I went home that night and poured out my frustration to God.

"Why am I doing this? What have I gotten myself into? I don't know how to relate to these kids! Even if we were interacting in English I would have no idea what to say to them. And we're speaking German, for crying out loud! It's all I can do to keep up with the conversation, and then I'm supposed to say something meaningful and be some sort of role model? This is not what I signed up for. Ok, maybe it's what I signed up for, but I wasn't aware of it, and that's almost worse."

And He quietly answered, "Kate. They don't need you to relate to them. They need you to love them."


Ok then.

There's really no other answer to that.

So on Fridays, I show up, struggle through conversations, and pray that these teens will experience some small taste of the love of God through my presence, even when I have no idea what I'm doing. When I run into them in church on Sundays, we make small talk. With lots of awkward pauses.
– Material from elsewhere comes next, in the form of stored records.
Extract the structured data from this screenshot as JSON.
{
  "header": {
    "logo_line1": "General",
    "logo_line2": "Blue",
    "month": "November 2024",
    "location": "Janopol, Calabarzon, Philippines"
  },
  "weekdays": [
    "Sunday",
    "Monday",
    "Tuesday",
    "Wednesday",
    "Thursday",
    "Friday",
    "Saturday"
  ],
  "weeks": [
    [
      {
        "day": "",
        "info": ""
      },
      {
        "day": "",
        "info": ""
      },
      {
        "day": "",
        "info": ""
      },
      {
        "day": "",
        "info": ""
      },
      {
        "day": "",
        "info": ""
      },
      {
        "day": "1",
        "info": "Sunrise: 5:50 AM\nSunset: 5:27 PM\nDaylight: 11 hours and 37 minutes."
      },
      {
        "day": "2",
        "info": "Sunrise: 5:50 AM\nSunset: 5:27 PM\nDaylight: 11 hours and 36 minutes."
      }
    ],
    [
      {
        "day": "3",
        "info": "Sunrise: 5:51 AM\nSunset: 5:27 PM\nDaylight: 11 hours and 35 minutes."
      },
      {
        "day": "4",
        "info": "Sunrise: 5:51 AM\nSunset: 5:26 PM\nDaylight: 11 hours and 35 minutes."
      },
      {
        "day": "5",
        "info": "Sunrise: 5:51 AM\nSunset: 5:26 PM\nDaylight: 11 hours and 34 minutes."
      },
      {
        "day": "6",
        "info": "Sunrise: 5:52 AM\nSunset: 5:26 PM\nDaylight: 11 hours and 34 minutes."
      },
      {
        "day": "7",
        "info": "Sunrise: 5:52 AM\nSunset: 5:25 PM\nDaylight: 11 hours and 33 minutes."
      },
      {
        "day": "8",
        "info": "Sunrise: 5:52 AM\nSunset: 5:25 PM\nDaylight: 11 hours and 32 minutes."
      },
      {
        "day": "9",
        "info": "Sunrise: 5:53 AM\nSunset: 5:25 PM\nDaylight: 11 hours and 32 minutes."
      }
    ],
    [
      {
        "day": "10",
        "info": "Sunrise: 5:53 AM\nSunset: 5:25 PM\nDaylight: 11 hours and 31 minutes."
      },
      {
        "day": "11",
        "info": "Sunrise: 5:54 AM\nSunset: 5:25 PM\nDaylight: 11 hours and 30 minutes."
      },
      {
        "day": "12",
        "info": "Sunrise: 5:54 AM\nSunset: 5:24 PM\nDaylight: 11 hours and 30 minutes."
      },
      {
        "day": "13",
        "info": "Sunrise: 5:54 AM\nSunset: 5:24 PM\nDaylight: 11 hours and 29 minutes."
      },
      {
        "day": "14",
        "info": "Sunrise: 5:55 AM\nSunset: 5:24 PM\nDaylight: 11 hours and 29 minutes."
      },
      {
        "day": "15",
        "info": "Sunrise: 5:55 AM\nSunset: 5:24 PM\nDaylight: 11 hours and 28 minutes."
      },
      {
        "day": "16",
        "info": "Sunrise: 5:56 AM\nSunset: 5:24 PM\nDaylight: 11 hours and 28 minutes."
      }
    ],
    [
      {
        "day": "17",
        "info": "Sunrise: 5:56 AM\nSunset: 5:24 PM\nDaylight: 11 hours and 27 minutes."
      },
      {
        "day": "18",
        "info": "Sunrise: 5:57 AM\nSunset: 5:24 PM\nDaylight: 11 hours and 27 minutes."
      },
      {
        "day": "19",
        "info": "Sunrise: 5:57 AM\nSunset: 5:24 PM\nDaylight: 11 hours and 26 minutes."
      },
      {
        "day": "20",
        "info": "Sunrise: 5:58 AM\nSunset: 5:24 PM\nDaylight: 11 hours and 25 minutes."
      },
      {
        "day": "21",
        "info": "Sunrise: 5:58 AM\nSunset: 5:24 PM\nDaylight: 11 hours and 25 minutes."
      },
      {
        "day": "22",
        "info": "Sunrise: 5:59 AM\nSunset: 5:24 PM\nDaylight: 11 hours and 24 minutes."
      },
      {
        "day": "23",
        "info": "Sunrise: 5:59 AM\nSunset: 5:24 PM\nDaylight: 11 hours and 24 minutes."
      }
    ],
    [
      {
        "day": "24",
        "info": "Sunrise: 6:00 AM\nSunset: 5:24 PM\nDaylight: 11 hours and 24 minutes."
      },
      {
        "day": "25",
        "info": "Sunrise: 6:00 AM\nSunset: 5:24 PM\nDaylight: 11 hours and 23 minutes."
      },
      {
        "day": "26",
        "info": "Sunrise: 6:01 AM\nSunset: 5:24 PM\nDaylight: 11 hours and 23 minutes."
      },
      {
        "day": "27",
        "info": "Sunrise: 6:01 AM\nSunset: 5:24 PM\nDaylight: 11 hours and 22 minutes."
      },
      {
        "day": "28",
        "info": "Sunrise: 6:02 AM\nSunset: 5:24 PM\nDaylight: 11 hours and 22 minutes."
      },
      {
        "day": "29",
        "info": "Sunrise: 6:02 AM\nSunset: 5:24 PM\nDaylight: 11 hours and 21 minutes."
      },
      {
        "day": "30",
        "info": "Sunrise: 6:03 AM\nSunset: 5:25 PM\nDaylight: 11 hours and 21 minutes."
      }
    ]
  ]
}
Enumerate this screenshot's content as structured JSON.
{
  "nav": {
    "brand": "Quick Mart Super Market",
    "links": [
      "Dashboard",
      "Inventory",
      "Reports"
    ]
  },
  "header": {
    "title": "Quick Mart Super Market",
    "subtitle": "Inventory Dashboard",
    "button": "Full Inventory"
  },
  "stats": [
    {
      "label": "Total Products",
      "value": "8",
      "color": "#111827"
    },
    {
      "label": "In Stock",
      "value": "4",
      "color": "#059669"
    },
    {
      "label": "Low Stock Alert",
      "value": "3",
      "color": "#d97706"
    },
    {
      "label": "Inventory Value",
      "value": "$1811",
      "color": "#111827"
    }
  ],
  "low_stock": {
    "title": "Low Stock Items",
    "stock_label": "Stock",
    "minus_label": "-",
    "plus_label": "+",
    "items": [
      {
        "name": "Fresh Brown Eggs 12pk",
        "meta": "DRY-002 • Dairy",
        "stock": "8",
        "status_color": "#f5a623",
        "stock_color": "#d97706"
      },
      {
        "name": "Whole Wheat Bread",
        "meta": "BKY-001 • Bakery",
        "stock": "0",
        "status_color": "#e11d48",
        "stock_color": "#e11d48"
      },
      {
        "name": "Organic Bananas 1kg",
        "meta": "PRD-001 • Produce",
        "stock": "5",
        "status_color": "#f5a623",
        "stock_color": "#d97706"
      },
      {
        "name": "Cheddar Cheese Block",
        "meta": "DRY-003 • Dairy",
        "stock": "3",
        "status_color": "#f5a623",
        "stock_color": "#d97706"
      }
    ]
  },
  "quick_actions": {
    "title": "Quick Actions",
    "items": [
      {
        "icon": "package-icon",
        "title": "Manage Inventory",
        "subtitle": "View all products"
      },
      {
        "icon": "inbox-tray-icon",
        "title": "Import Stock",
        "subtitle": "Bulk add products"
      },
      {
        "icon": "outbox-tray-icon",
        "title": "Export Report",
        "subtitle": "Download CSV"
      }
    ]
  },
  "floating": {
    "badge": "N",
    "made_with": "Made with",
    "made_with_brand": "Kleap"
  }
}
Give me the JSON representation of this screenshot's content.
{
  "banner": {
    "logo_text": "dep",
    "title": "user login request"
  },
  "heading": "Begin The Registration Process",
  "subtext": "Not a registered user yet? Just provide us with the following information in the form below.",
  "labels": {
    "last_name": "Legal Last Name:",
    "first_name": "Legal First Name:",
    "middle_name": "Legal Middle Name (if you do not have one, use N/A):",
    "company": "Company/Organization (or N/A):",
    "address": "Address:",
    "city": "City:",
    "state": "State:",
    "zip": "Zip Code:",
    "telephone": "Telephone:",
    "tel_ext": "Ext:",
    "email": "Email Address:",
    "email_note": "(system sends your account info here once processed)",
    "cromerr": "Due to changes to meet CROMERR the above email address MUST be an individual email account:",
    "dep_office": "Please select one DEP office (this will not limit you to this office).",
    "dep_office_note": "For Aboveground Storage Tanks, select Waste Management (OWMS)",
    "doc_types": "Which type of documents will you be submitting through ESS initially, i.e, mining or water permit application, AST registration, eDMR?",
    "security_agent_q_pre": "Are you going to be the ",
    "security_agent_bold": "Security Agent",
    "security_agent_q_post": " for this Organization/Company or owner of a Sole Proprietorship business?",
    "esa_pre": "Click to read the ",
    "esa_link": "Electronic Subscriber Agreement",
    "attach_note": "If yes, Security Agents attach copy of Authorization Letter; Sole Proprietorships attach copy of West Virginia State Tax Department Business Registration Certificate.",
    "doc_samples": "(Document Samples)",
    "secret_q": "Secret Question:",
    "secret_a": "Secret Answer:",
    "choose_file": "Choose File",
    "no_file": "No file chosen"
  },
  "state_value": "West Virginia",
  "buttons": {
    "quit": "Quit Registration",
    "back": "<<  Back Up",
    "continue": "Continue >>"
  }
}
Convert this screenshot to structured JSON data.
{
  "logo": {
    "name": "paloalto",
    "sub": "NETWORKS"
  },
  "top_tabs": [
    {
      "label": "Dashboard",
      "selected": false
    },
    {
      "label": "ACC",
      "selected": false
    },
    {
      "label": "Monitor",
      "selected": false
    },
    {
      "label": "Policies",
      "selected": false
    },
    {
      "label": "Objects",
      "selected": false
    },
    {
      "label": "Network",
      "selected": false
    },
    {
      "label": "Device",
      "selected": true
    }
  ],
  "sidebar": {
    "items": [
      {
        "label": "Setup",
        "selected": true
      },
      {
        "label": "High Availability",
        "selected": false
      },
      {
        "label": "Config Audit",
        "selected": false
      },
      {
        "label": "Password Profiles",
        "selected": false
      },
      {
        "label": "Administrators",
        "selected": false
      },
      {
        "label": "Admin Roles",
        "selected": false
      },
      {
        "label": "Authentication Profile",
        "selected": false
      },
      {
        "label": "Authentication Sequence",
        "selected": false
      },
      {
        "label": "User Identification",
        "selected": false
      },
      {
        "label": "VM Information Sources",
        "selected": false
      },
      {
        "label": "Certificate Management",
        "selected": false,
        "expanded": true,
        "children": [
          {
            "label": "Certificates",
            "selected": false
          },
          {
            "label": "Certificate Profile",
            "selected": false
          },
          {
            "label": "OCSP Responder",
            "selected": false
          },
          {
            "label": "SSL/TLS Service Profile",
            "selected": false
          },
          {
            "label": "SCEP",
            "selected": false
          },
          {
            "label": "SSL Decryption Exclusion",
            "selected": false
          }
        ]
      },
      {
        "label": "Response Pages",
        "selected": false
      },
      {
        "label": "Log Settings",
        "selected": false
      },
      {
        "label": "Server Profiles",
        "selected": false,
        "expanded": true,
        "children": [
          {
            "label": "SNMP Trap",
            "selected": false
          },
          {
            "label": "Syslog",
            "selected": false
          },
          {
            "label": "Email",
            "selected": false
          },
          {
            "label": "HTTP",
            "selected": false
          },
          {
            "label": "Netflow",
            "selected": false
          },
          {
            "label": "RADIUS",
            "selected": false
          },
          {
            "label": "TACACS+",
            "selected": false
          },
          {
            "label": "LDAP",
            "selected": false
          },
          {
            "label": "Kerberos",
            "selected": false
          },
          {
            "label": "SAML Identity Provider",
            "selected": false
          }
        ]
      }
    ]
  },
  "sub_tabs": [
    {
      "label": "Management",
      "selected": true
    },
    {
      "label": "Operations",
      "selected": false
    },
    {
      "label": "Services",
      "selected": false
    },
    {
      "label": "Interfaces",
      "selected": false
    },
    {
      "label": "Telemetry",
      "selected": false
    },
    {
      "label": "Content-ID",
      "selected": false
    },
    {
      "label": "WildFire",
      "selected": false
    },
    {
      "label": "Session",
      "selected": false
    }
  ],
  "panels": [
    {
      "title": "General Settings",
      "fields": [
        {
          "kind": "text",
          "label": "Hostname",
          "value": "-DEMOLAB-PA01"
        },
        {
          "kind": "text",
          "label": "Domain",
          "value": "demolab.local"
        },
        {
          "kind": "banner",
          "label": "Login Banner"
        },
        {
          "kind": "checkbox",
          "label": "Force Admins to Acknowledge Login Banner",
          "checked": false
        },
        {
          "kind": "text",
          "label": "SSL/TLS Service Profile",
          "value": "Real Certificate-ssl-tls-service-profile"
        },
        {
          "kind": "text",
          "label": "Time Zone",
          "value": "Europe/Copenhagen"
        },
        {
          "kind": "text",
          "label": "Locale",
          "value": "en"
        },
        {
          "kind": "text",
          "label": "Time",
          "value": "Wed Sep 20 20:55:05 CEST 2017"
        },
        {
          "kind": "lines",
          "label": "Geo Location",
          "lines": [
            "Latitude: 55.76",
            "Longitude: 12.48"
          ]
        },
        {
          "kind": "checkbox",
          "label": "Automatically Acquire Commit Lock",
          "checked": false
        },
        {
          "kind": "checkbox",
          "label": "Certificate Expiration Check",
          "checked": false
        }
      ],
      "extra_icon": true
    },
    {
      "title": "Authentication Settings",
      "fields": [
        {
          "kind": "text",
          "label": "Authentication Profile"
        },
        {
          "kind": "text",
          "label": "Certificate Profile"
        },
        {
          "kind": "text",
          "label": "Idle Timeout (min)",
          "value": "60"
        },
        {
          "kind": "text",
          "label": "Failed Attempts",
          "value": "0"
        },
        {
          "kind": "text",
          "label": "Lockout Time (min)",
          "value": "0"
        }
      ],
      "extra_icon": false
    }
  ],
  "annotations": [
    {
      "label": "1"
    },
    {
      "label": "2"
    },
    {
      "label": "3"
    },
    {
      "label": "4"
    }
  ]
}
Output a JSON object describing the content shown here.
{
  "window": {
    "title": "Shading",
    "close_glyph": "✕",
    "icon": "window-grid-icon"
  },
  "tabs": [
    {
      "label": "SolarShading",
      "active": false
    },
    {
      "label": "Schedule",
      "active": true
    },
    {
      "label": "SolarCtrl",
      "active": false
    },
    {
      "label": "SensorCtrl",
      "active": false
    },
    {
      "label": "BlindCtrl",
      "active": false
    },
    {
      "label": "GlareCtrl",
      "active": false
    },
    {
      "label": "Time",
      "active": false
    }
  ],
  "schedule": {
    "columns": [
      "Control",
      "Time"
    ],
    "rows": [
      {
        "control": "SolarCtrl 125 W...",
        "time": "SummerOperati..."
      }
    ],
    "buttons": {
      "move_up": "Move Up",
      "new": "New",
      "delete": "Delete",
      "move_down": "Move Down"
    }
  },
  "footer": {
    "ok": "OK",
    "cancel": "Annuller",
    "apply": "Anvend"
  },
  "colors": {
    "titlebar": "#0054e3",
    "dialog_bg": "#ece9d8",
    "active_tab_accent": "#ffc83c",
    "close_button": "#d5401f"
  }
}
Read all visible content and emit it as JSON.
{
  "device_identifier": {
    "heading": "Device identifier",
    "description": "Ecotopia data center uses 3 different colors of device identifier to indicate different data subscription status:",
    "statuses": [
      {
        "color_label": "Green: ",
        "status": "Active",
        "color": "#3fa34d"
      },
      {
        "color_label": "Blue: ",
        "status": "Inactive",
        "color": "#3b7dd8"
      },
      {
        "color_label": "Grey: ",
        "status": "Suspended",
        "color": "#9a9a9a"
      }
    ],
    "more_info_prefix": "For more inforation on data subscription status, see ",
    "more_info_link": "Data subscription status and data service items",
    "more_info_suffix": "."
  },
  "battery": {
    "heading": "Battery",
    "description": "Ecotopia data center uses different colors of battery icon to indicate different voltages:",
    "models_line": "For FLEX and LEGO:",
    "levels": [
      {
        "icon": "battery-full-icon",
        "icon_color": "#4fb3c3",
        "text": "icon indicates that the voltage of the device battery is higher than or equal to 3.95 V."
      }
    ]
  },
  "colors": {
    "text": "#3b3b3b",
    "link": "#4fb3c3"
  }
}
This Friday night, I'm in charge of the devotional: 45 minutes to talk about plagues. (We're working through the book of Exodus.) I'm looking up all the terms I think will be important, trying to come up with meaningful discussion questions, working to anticipate their questions, and praying for the grace to handle the inevitable language mix-ups with poise and humor.

Mostly I'm praying that they will know the God who showed His power with a mighty hand and outstretched arm over Egypt. Praying that they will know His love and power and presence. That they will be amazed by Him.


I feel like there should be some sort of clear point to this, but I'm not quite there yet. The closest I can come is this: Something that the Lord has shown me recently is that often I'm not supposed to know what's going on. I'm just to faithfully be present and expect Him to work.

I've started calling it "the ministry of showing up."

So that's what I'm doing: showing up with my meager offering and expecting Him to be faithful in serving His children.

I have a feeling I'll probably be writing more about this "ministry of showing up" in the next few months, since it's a part of many areas of my life, not just youth group.

Where is God calling you to show up and be present?